С другой стороны, пятидневка – это пятьсот монет, и, надо думать, без большого риска. Ну, полазаю в Киве по Отвалам, потолкаюсь среди диггеров… Может, что-то и узнаю.
Кончалась третья четверть, когда я покинул ствол «Хика-Фруктов». Летели мы не спеша – допинг, в котором меня поджидала Эри, был в соседнем секторе, и Пекси еще помнил дорогу к ней. Однако, сидя на его спине, я не пытался потревожить прошлое, не строил догадок о том, зачем понадобился Эри, не думал о новом контракте, о предстоящих поисках и путешествии в Кив. Меня занимали другие мысли.
Слишком уж Конго помрачнел, увидев рыжего… Случай, в общем, рядовой – стреляют и в подлеске, и в лесу, по самым разным поводам: ревность, зависть, перебор с «разрядником», свары из-за женщин или, к примеру, из-за ставок на тараканьих бегах.

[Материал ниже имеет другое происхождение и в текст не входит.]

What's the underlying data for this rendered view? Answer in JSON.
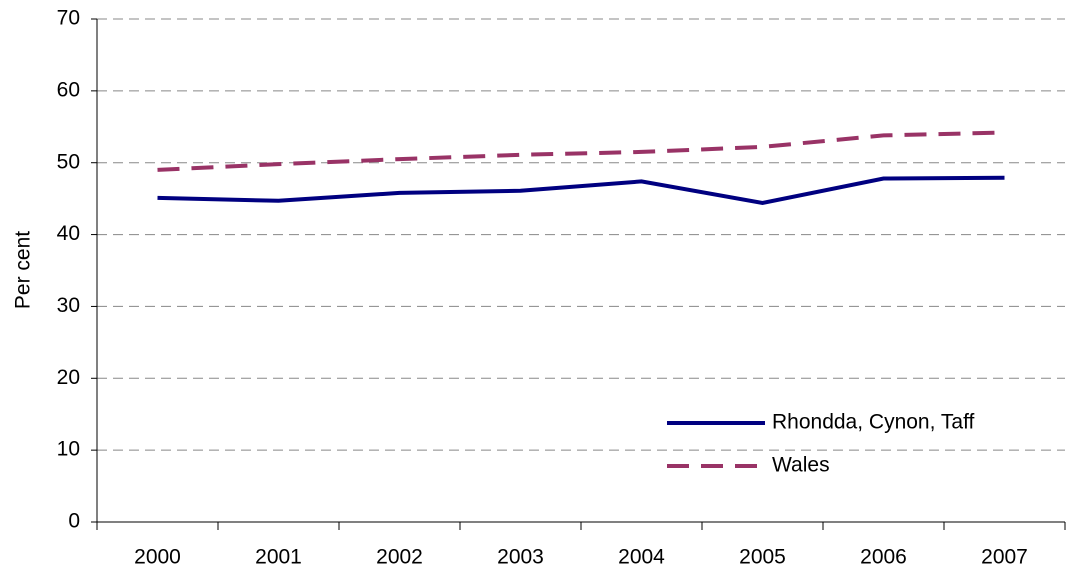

Вполне возможно, что этот рыжий оттопырился и позавидовал мне черной завистью: сидит, мол, тип в компании приятелей, деликатесы жрет и тискает девицу в голографической обертке – то есть, прямо скажем, без всего… Хотя стрелял он так, как оттопыренные не стреляют – руки точно не дрожали.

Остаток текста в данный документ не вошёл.